Por David Alves Gomes
A
canção “Fado Tropical”, composta por Chico Buarque e Ruy Guerra, aborda assuntos
referentes à nacionalidade e à identidade do povo brasileiro, tendo como uma das referências históricas a Ditadura Militar brasileira. A música foi
composta para a peça teatral “Calabar, o elogio da traição”, escrita em 1973
pelos mesmos autores. A peça reconta a história de Domingos Fernandes Calabar,
mulato nascido em Pernambuco, que, no período da invasão holandesa no Brasil,
decidiu “trair” as tropas portuguesas e lutar ao lado das tropas holandesas.
A
antiga Historiografia abordava este fato histórico de forma a se repudiar a
ação de Calabar, transformando-o em um “traidor da pátria”. Isso ocorreu porque
o discurso conservador de construção da identidade da nação brasileira
considerava uma harmonia natural entre portugueses, negros e “índios” em prol
desta nação. Assim, os holandeses, que eram os “invasores”, deveriam ser
rechaçados pelas três etnias da sociedade brasileira, lideradas, obviamente,
pela portuguesa. Dessa forma, não é por acaso que, dentre outros, o mulato
Calabar foi o “escolhido” pela Historiografia para ser o “traidor da nação”. Em
seu livro “O Diabo e a Terra de Santa Cruz”, Laura de Mello e Souza aborda o
imaginário cristão no Brasil Colônia e destaca a visão da época sobre os
mulatos: eles negavam o trabalho sistemático por estarem além da relação
escravista de produção, sendo muitas vezes vistos como elementos subversivos da
sociedade.
Contudo,
essa visão é questionada pela peça teatral, pois o “traidor” é “elogiado”. O
contexto histórico em que a peça está inserida é o da Ditadura Militar, e essa
contestação em relação à traição de Calabar pode ser vista como uma contestação
ao regime político do Brasil, pois aqueles que contestavam o regime ditatorial
eram considerados traidores da pátria: o slogan
“Brasil, ame-o ou deixe-o” exemplifica bem a ideia de polarização politica
presente na conjuntura da época. É nessa concepção que a canção “Fado Tropical”

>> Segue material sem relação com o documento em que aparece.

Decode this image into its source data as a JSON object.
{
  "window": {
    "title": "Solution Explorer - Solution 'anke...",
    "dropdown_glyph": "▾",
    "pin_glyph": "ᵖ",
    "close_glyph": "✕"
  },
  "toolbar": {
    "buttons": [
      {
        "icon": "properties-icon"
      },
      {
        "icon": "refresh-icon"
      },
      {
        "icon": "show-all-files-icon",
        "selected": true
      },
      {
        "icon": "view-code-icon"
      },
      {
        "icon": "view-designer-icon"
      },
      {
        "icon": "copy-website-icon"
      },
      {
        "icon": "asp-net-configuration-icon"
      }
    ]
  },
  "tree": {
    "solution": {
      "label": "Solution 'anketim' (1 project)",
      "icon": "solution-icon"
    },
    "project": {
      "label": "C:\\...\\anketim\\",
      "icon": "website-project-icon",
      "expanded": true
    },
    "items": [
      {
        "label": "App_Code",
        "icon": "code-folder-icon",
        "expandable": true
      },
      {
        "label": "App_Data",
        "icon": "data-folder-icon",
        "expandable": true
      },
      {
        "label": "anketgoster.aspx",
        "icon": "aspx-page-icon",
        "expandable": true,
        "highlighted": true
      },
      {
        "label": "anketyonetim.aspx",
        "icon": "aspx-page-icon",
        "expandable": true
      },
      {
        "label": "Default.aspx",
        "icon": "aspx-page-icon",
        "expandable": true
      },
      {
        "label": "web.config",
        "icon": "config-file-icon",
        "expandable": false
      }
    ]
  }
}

também se insere. No trecho “Te deixo consternado no primeiro abril” é evidente
a referência ao Golpe Militar de primeiro de abril de 1964.
Fonte da imagem: www.redebrasilatual.com.br |
O
título da canção é bastante polissêmico. Se por um lado, “fado” significa
“destino”, por outro, o “fado” é um estilo musical surgido do encontro entre a
modinha europeia e o lundu africano, sendo bastante utilizado nas propagandas
do regime salazarista português. O termo “tropical” faz referência ao Brasil.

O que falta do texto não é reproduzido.